I pushed against them, hastening to the bishop. By the time I reached him, one of his priests had taken his arm and guided him to a stone bench. Sweat beaded his forehead below the rim of his mitre, and his hands trembled.
‘You are losing control of your pilgrims, Little Peter.’ Close to, his voice still bore some of its former strength.
The hermit had clambered down from the plinth, and now stood bolt upright in front of the pillar. ‘What can a shepherd do when his flock deserts him, even in the midst of ravening wolves?’
‘Get a dog,’ I suggested.
Adhemar smiled, his dry lips cracking with the effort. ‘Ever a practical answer, Demetrios Askiates.’
‘It seemed to me that your sheep were a greater threat than the wolves just now,’ I said to the hermit.
‘And rightly so. When they are led into disaster by the lords of folly, when the precepts of the Lord are everywhere forgotten, it is right and lawful that they should rebel against wickedness.’ He stabbed a filthy finger towards Adhemar. ‘Be warned, Bishop: you and your princes cannot afford to neglect the care of those who follow you.’
‘Be warned yourself!’ Adhemar still had the power to summon anger when it was needed. His staff inclined towards Little Peter so that the silver tip hung over him, and his face was black with fury. ‘Why do you think that you, a peasant, are invited to our councils? You come because you command the allegiance of the pilgrims, the poor and the weak who follow this army. If you cannot keep them obedient, your power is broken. The good shepherd does not abandon his flock, but when his flock abandon him he is no longer a shepherd.’
‘I am commissioned by God for this task,’ the hermit squealed.
‘I am ordained by the church. I do not threaten you: I speak plainly. Outside these walls are countless hosts of Turks. We are beset by enemies, and the only path of salvation is unity. If you cannot deliver it, I will find others who can.’
He rose, pain creasing his body. The priest who had lingered nearby ran to aid him, but the bishop shrugged off his hand and hobbled away. He disappeared into the church.
‘The Lord sends plagues on those who displease Him,’ said Little Peter to the air. He turned to go.
‘Little Peter,’ I said. ‘A question.’
‘What?’ His round blue eyes, at once clear and utterly fathomless, peered into mine. Involuntarily, I felt myself edging back.

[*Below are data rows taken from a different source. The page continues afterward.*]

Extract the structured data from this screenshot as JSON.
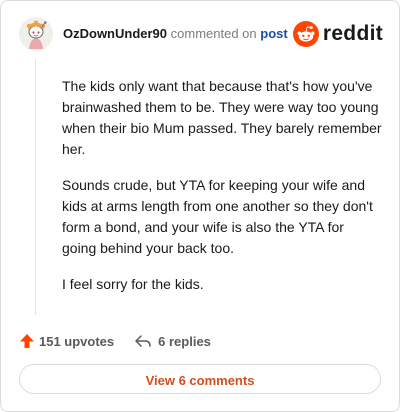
{
  "comment": {
    "username": "OzDownUnder90",
    "action_text": "commented on",
    "post_link_text": "post",
    "paragraphs": [
      "The kids only want that because that's how you've brainwashed them to be. They were way too young when their bio Mum passed. They barely remember her.",
      "Sounds crude, but YTA for keeping your wife and kids at arms length from one another so they don't form a bond, and your wife is also the YTA for going behind your back too.",
      "I feel sorry for the kids."
    ],
    "upvotes_label": "151 upvotes",
    "replies_label": "6 replies",
    "view_comments_label": "View 6 comments"
  },
  "brand": {
    "logo_text": "reddit",
    "accent_color": "#ff4500",
    "link_color": "#1c4fa3",
    "button_text_color": "#d44f1c"
  },
  "icons": {
    "avatar": "snoo-avatar",
    "logo": "reddit-alien-icon",
    "upvote": "upvote-arrow-icon",
    "reply": "reply-arrow-icon"
  }
}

‘There is a knight named Odard. Odard of Bari. He served Bohemond, but now he has left that army. He lost his horse and his arms; he must have joined the ranks of the pilgrims. Do you know him?’
Little Peter’s long nose twitched. ‘There are many pilgrims. Though each may love me as a father, I cannot know them all as sons. His name was Odo?’
‘Odard.’
‘He lost everything?’
‘I believe so.’
‘And he was a Norman?’
‘Yes.’
‘Then perhaps he has joined the Tafurs.’ Little Peter gave a leering smile as he saw the horror spreading across my face. ‘You have heard of them?’